When human lung epithelial cells are exposed to equivalent doses of nano-sized (left) or micro-sized (right) metallic nickel particles, activated HIF-1 alpha pathways (stained green) appear mostly with the nanoparticles. Image: Brown University |
All the excitement about nanotechnology comes down to
this: Structures of materials at the scale of billionths of a meter take on
unusual properties. Technologists often focus on the happier among these
newfound capabilities, but new research by an interdisciplinary team of
scientists at Brown
University finds that
nanoparticles of nickel activate a cellular pathway that contributes to cancer
in human lung cells.
“Nanotechnology has tremendous potential and promise for
many applications,” says Agnes Kane, chair of the Department of Pathology and
Laboratory Medicine in The Warren Alpert Medical School of Brown University. “But the lesson is that we have to learn to be able to design them more
intelligently and, if we recognize the potential hazards, to take adequate
precautions.”
Kane is the senior author of the study published online
in Toxicological Sciences.
Nickel nanoparticles had already been shown to be
harmful, but not in terms of cancer. Kane and her team of pathologists,
engineers and chemists found evidence that ions on the surface of the particles
are released inside human epithelial lung cells to jumpstart a pathway called
HIF-1 alpha. Normally the pathway helps trigger genes that support a cell in
times of low oxygen supply, a problem called hypoxia, but it is also known to
encourage tumor cell growth.
“Nickel exploits this pathway, in that it tricks the cell
into thinking there’s hypoxia but it’s really a nickel ion that activates this
pathway,” says Kane, whose work is supported by a National Institues of Health
Superfund Research Program Grant. “By activating this pathway it may give
premalignant tumor cells a head start.”
Size matters
The research team, led by postdoctoral research associate and first author Jodie
Pietruska, exposed human lung cells to nanoscale particles of metallic nickel
and nickel oxide, and larger microscale particles of metallic nickel. A key
finding is that while the smaller particles set off the HIF-1 alpha pathway,
the larger metallic nickel particles proved much less problematic.

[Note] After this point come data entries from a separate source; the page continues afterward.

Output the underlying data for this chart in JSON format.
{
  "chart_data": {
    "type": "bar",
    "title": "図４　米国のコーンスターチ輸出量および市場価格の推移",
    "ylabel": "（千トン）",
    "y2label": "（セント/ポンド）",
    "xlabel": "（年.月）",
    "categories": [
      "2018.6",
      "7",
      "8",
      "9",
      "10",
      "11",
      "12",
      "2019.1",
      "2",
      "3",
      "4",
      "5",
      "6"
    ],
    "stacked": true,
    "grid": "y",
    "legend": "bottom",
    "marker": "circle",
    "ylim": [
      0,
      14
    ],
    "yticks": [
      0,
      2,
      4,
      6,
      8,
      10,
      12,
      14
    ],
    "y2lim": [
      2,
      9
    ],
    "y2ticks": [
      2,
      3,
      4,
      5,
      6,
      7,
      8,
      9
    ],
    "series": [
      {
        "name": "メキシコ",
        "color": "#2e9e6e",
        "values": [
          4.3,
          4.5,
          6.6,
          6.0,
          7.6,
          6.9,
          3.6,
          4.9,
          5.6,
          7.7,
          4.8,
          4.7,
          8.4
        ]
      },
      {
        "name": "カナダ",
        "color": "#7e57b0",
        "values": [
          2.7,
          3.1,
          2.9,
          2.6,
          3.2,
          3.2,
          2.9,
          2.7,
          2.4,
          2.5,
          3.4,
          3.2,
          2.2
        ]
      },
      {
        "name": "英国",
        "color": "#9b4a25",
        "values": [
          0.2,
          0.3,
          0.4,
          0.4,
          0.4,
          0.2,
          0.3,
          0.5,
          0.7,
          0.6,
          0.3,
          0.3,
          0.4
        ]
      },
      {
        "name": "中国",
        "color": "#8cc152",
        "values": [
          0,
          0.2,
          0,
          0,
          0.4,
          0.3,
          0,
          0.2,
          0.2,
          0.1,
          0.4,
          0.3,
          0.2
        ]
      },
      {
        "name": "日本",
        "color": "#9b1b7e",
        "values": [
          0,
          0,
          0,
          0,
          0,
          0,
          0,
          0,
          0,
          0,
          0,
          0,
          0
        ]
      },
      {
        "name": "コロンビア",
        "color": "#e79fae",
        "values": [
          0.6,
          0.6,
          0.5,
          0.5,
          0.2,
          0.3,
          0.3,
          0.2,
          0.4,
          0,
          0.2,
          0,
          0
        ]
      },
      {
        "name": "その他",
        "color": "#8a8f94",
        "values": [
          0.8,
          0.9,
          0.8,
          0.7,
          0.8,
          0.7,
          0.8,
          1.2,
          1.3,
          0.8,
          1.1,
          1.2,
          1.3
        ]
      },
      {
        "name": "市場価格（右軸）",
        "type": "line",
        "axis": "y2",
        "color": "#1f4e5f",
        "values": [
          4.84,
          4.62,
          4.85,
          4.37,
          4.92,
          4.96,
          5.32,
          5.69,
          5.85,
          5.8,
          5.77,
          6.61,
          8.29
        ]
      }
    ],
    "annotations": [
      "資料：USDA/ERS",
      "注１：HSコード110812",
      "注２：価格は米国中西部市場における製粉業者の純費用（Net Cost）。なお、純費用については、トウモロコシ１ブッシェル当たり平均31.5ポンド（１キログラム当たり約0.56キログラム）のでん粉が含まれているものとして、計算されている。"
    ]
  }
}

In other words, getting down to the nanoscale made the
metallic nickel particles more harmful and potentially cancer-causing. Kane
says the reason might be that for the same amount of metal by mass, nanoscale particles
expose much more surface area and that makes them much more chemically reactive
than microscale particles.
Another important result from the work is data showing a
big difference in how nickel nanoparticles and nickel oxide nanoparticles react
with cells, Pietruska says. The nickel oxide particles are so lethal that the
cells exposed to them died quickly, leaving no opportunity for cancer to
develop. Metallic nickel particles, on the other hand, were less likely to kill
the cells. That could allow the hypoxia pathway to lead to the cell becoming
cancerous.
“What is concerning is the metallic nickel nanoparticles
caused sustained activation but they were less cytotoxic,” Pietruska says. “Obviously a dead cell can’t be transformed.”
Although Kane said the findings should raise clear
concerns about handling nickel nanoparticles, for instance to prevent airborne
exposure to them in manufacturing, they are not all that’s needed to cause
cancer. Cancer typically depends on a number of unfortunate changes, Kane says.
Also, she says, the study looked at the short-term effects of nickel
nanoparticle exposure in cells in a lab, rather than over the long term in a
whole organism.
Still, in her lab Kane employs significant safeguards to
keep researchers safe.
“We handle all these materials under biosafety level 2 containment
conditions,” she says. “I don’t want anyone exposed. We’re handling them as
though they were an airborne carcinogen.”